Best I’d ever had. Period.
Then we did some shopping in the little stores that lined the streets. We even stumbled across an afternoon market. My prized finds included dog cookies for the gang, local maple syrup and honey, an apron that said “Best Cook in Town” for Tara, and a real leather belt for Hudson.
Daniel bought me a gold necklace—one I’d picked up and admired but put back. He’d circled back to get it while claiming he was heading to the bathroom. That was only fair, as I’d done the exact same thing earlier to grab him a set of locally made hot sauces—also under the noble guise of going pee.
We laughed and chatted our way through the afternoon. Later, Hudson picked us up in the small boat, bringing us back to the Breakers’ private dock. On the way back, Daniel and I told him about our day: scenic views, food, seagulls fighting over a hotdog in the parking lot. It wasn’t anything world-changing, but every moment felt exciting when it was drama free.

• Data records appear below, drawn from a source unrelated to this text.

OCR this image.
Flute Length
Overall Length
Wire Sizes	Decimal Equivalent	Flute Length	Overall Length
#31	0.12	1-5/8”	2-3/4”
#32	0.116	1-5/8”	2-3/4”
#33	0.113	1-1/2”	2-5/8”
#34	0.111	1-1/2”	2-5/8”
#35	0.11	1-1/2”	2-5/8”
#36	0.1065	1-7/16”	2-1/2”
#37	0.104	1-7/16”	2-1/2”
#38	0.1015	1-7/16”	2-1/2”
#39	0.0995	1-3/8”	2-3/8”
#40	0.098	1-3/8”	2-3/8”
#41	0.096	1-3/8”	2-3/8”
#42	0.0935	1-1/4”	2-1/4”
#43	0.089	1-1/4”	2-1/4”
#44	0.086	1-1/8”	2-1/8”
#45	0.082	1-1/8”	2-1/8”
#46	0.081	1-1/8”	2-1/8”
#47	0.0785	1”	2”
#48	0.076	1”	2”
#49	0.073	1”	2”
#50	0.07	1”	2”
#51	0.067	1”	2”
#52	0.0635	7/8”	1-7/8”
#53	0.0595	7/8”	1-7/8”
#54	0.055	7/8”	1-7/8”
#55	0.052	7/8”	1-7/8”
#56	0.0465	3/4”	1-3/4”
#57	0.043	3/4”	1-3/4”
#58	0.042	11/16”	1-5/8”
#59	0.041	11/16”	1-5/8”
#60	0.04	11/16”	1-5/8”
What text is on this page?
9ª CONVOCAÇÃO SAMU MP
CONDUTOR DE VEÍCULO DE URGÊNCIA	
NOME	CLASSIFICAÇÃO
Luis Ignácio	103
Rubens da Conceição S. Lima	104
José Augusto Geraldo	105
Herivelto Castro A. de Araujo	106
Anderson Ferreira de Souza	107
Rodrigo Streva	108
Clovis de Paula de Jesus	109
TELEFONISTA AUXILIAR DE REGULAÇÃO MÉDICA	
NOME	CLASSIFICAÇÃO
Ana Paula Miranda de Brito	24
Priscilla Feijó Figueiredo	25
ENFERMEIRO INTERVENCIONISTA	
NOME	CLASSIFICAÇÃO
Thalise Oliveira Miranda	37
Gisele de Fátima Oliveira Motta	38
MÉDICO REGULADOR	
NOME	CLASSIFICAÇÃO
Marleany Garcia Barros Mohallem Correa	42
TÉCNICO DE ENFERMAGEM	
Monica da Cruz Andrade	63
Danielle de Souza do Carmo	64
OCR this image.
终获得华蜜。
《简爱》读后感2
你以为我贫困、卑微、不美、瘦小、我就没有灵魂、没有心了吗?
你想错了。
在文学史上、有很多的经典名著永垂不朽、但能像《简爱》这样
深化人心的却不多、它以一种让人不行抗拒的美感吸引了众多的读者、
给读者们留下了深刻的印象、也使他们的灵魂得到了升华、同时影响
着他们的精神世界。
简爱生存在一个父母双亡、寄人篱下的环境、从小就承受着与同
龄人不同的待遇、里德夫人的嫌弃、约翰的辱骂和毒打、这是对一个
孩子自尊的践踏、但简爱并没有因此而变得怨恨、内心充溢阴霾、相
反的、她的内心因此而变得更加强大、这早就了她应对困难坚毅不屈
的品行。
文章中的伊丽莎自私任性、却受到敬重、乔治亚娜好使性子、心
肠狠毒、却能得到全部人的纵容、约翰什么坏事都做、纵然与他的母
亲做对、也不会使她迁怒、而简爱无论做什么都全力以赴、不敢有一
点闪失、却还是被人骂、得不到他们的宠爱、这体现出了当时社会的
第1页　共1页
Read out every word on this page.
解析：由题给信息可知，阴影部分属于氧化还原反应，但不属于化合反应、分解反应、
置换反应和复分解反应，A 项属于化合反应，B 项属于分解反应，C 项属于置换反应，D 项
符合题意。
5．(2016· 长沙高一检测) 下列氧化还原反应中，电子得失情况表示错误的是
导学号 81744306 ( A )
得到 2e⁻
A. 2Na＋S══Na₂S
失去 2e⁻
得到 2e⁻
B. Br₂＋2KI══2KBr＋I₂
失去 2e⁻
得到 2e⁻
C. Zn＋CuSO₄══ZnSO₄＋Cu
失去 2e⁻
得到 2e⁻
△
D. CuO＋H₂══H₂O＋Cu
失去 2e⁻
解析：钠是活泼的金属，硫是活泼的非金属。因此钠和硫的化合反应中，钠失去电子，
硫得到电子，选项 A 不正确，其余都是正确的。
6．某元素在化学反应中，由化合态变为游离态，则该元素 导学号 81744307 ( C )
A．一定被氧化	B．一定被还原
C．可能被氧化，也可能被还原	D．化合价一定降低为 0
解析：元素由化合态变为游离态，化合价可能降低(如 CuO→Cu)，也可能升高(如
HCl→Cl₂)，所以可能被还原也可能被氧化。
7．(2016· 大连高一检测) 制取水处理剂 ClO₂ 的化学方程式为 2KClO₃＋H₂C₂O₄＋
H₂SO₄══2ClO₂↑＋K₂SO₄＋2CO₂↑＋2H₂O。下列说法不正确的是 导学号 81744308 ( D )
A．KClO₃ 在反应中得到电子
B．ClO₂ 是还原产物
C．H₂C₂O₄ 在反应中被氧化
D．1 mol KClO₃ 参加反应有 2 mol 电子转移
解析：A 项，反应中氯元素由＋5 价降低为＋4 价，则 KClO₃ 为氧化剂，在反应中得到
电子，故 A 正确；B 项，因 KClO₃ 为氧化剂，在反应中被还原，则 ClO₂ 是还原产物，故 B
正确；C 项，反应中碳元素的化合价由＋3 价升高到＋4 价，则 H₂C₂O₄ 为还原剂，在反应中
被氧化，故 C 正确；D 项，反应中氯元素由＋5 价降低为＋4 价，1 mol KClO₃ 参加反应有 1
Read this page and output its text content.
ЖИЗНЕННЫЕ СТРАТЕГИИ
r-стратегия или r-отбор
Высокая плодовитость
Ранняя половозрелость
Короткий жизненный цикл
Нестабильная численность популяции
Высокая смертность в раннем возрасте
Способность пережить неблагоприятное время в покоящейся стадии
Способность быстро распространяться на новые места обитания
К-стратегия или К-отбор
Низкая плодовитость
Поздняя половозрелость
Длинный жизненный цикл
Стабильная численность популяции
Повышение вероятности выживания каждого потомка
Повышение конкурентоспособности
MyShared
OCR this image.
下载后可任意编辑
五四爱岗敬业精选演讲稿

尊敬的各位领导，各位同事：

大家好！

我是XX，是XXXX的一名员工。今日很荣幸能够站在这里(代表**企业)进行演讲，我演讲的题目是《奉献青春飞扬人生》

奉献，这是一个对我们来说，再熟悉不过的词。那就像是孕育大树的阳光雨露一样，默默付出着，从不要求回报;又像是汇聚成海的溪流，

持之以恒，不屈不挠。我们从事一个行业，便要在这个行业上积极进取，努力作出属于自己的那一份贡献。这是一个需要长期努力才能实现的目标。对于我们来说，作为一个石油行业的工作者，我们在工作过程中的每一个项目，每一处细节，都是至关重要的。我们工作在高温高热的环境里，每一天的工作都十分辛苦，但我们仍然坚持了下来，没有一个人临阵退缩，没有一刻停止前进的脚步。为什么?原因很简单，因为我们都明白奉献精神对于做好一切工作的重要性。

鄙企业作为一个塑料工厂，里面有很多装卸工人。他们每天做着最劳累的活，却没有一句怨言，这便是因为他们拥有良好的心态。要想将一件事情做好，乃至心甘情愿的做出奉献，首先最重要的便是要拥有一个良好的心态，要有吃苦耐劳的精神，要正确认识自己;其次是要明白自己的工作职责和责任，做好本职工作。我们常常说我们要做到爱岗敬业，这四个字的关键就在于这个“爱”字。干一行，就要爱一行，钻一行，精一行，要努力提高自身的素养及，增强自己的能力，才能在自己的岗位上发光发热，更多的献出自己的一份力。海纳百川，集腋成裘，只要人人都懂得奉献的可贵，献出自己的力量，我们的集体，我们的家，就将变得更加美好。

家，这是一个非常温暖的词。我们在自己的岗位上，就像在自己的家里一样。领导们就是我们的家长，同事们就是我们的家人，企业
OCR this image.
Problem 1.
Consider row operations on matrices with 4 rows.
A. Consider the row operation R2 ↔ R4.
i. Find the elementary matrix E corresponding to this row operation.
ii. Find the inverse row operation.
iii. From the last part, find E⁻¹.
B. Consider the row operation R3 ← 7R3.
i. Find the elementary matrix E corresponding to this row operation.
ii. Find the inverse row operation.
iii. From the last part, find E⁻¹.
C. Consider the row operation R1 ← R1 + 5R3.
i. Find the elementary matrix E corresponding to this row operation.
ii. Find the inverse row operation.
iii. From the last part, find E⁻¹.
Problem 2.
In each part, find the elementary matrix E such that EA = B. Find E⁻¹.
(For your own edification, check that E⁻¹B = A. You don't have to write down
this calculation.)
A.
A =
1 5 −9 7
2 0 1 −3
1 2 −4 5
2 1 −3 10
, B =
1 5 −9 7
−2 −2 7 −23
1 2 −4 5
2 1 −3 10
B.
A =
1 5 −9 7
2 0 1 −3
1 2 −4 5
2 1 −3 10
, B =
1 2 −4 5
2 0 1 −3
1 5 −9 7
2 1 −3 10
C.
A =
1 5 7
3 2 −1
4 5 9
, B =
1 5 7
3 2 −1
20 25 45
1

Dinner that night was unbelievable. Tara outdid herself. Candles flickered on the dining table next to vases filled withsprigs of wildflowers. The smell of homemade schnitzel filled the air, along with the aroma of warm potato salad and fresh veggies on the side. Laughter rolled through the room like waves. Hudson and Daniel kept taking jabs at each other, the kind that happen only when there’s love underneath. It made something inside me ache in the best way.
Mochi was there too, in his travel cage on a stool nearby, chirping happily as he snacked on fruit and a cookie. Every so often, he tossed out a noise that cracked us up. Like his fake dog barks that sounded so real.
Later, when my head hit the satin pillowcase, a sense of deep happiness settled in. This kind of day made everything else seem survivable. Like maybe the fainting and hallucinations wouldn’t get the final say. Like maybe I could still be a mom one day. Be normal again.
Maybe a single good day like this could be enough to fight the darkness.
The TV murmured in the background, voices blurring into a low, steady hum. Sleep pulled at me, soft and heavy.
And then it hit me. Right before I fell asleep.
I hadn’t taken my nightmare meds.
And that could be a very bad thing.
Chapter 15
His face was right in front of me. Massive. Almost like a giant. No, not a giant. An adult. And I was just a child.
“Did you do that?” a man screamed in my father’s voice. I knew it was him, but he looked so different. The beard was gone. His face was a messy blur, hard to pin down. He was taller too. Skinnier.
Terror rattled through my bones. My body trembled.
Then the first slap landed—hard. Fiery heat flashed across my cheek.
“DID YOU DO THAT?!” His words exploded in my face with so much force that I threw my hands over my ears. Tears spilled down my cheeks, stinging the skin already raw from his hand.
He turned, stomping toward someone else. My mother.
“All right, if it wasn’t you, it was your stupid—”
“It was me!” I yelled before I could think. I didn’t know where the courage came from. I was scared out of my mind. It was the kind of fear that wrapped around your throat and squeezed. It felt like his rage alone might kill me. Maybe it could.
He spun back to me and lunged. I turned, tried to run, but my feet tangled, and I slammed onto the floor. The surface hit hard. Concrete? Wood? The details were scattered in a blur of panic and noise.
Then something clamped around my ankle. His hand, hot and tight with fury. With the kind of pressure that would bruise deep and ugly.
“No!” I screamed as he began to drag me across the floor. He didn’t stop. My body scraped over the hard surface, my heels kicking wildly, my hands clawing at the ground.
Then it sliced me.
A knife.
No.
A nail.
I caught a glimpse of it in the corner of my eye. It was sticking out of the floorboard. It ripped across my chest as my father kept pulling me. The sharp metal carved a path from collarbone to ear.
Pain exploded across my skin. I screamed, high-pitched and frantic. Warm blood, slick and fast, poured down my neck.